Nanosensor Development
Nanosensors were constructed through rigorous sonication of a mixture containing dried optode, PBS, and PEG-lipid surface modifier dissolved in chloroform. The modifier is an amphiphilic molecule that readily inserts into the hydrophobic sensor, leaving the hydrophilic, biocompatible component on the outside of the nanosensor exposed to the aqueous environment. This coating stabilizes the nanosensors in solution and imparts biocompatibility.7 The average size of the nanosensors was 74.2 nm ± 39.8 nm, as measured with a Nano Series ZS90 particle sizer (Malvern, Worcestershire, UK).
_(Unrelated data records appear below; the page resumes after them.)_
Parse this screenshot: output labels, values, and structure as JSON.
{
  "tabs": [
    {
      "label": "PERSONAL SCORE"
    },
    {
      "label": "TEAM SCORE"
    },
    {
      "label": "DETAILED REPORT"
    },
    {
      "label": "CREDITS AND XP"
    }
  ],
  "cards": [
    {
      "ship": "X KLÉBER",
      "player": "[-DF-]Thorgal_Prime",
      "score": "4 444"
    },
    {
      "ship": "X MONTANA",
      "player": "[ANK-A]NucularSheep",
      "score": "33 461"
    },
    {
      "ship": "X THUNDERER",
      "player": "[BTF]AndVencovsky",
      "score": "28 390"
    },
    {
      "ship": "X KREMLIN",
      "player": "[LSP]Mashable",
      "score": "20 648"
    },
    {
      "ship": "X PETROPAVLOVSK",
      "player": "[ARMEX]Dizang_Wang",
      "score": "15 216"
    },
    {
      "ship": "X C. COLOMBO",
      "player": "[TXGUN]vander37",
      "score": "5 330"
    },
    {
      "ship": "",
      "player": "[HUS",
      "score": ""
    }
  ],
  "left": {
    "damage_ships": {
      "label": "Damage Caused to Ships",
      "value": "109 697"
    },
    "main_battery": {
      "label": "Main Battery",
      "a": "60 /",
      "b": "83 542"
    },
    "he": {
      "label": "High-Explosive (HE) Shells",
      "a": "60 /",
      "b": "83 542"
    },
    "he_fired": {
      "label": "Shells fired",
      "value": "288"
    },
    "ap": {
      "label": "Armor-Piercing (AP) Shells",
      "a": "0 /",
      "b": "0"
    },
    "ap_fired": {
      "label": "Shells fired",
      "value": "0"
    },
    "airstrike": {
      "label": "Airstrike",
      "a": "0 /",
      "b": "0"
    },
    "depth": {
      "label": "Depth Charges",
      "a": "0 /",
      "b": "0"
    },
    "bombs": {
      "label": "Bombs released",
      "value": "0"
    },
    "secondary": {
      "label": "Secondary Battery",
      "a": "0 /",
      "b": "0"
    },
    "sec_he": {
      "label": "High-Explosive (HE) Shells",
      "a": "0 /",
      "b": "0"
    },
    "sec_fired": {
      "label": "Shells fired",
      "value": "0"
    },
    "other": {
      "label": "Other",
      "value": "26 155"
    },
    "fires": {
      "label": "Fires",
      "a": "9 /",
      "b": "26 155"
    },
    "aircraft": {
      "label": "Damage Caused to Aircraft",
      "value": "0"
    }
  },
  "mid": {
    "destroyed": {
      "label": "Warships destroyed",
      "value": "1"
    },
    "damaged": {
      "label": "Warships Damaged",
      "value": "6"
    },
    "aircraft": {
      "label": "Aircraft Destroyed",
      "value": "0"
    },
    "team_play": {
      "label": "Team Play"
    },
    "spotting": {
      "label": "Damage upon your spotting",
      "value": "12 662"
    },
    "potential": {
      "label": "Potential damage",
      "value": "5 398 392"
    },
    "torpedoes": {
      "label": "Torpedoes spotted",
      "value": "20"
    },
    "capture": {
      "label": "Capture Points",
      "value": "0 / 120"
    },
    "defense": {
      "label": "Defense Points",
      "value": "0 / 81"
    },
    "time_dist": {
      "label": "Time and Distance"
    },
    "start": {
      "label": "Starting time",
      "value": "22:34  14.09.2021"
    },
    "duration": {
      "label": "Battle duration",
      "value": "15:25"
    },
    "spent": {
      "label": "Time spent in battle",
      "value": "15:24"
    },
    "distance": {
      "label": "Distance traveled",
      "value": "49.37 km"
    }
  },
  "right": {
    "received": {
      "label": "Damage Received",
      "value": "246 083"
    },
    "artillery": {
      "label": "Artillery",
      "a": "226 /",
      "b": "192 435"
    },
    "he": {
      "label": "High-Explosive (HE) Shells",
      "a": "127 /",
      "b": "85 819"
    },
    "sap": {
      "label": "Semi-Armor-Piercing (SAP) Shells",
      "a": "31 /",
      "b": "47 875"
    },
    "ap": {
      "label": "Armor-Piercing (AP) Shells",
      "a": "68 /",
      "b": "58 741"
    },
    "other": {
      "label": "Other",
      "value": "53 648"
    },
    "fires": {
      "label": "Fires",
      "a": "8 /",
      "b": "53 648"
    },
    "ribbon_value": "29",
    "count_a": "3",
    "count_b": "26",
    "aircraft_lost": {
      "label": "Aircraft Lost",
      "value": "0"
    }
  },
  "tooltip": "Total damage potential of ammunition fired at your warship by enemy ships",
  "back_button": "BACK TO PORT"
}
The response of the nanosensors to glucose was initially examined in a well plate, and a wide dynamic range was observed (Figure 2). As can be seen, even at high concentrations of glucose, saturation of the signal was not possible. The sensors had a measured Kd and sensitivity of 38 mM and 2 mM, respectively. The nanosensors still responded within the physiological range, but suffered some loss of sensitivity due to the miniaturization process. The response of the nanosensors to glucose was also monitored over time. Minimum differences were observed between the 0 hour and 4 hour calibrations, but a slight shift in nanosensor response was seen after 8 hours (Figure 2). The slight shift in response could be due to the gradual leaching of sensor components caused by the increased surface area to volume ratio of the sensors.
In Vivo Response of Nanosensors
The glucose-sensitive nanosensors were evaluated in vivo by tracking the qualitative changes in blood glucose levels, measured with a glucometer, against the optical response of the nanosensors. Mice were anesthetized then injected subcutaneously with nanosensors in PBS along the back (Figure 3A). Images were taken for 15 minutes to establish a baseline fluorescence intensity. During this time, a decrease in fluorescence intensity was observed, which was attributed to the equilibration of the sensors with the resting glucose levels of the mice and sensor diffusion away from the injection site. Though we could not quantifiably monitor fluorescence staining due to the optical resolution of the instrument, we believe that the sensors diffused into the blood stream. To account for sensor diffusion away from the point of injection, all mice were paired with controls (no oral glucose). Blood glucose measurements were taken from the tail vein and analyzed with a LifeScan OneTouch® Ultra® glucometer. The LifeScan OneTouch® Ultra® glucometer has been FDA-approved for measuring glucose levels in diabetic care.29 After baseline was established, mice were given an oral gavage of either saline (control) or glucose solution. This method of administering glucose has been shown effective for increasing blood glucose levels in mice.23 Optical measurements were subsequently taken every 2 minutes for a 10 minute span followed by a blood glucose reading. This cycle of optical and blood measurements was conducted for one hour after glucose gavage.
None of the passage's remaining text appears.